I would also like to understanding why the eMMC have got into this faulty state

The above basically says what you said originally, but it names servicing the driver for the eMMC. You do need the full boot log. The problem isn’t that we don’t know what the error is…the problem is instead that we don’t know what leads up to the error.

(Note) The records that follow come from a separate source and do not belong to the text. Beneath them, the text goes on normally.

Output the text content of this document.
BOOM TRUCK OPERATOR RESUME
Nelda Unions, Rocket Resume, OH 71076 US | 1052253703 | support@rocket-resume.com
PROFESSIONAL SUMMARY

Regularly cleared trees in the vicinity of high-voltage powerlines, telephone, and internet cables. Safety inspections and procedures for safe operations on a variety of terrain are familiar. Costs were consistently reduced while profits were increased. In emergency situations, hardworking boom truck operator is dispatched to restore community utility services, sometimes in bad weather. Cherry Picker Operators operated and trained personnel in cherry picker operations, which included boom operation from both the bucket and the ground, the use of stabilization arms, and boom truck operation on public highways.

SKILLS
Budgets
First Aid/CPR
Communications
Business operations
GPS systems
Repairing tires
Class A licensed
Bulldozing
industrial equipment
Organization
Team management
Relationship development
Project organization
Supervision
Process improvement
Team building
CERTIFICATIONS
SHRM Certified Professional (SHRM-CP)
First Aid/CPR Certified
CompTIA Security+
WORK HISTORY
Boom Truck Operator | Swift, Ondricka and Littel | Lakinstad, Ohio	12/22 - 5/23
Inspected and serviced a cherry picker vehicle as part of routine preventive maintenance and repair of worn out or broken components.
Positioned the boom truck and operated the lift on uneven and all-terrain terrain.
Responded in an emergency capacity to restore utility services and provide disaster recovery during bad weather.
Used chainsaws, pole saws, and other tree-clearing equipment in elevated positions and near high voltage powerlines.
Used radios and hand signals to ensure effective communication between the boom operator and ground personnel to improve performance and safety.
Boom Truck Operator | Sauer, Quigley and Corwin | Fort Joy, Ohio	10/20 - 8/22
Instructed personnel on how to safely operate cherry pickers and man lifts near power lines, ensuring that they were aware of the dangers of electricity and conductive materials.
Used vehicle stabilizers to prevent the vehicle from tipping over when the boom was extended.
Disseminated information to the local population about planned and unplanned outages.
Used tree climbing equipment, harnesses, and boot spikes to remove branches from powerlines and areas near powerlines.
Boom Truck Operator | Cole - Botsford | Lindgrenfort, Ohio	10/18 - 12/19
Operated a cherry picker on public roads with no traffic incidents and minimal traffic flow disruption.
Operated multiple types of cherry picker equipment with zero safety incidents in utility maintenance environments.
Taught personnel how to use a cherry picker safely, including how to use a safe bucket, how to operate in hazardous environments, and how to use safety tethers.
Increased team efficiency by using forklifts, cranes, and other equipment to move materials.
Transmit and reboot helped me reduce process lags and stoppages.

Content prior to the failure is important.

I’ve lost the logs prior to the error… & after the power-on reset I haven’t encountered the error again.

Without knowing more about the error I’ve read about eMMC & found out that cmdq (command queue) is an optimization feature introduced in spec 5.1 of eMMC.
If I had the Technical Reference Manual of the jetson’s internal eMMC device I would have looked into the registers values but I don’t have such datasheet.
Since the error occurs during cmdq_irq I’ve decided to completely disable that feature (CONFIG_MMC_CQ_HCI=n in the kernel menuconfig)

The TRM for the chip itself (the SoC) does not mention external memory, so if it is the used memory you are interested in, then you might be out of luck without getting the data sheet of the memory from the memory vendor. However, you can get the TX2 SoC TRM here:
https://developer.nvidia.com/embedded/downloads#?search=trm&tx=$product,jetson_tx2

Someone else would have to tell you where to find the eMMC information, I have no knowledge of this.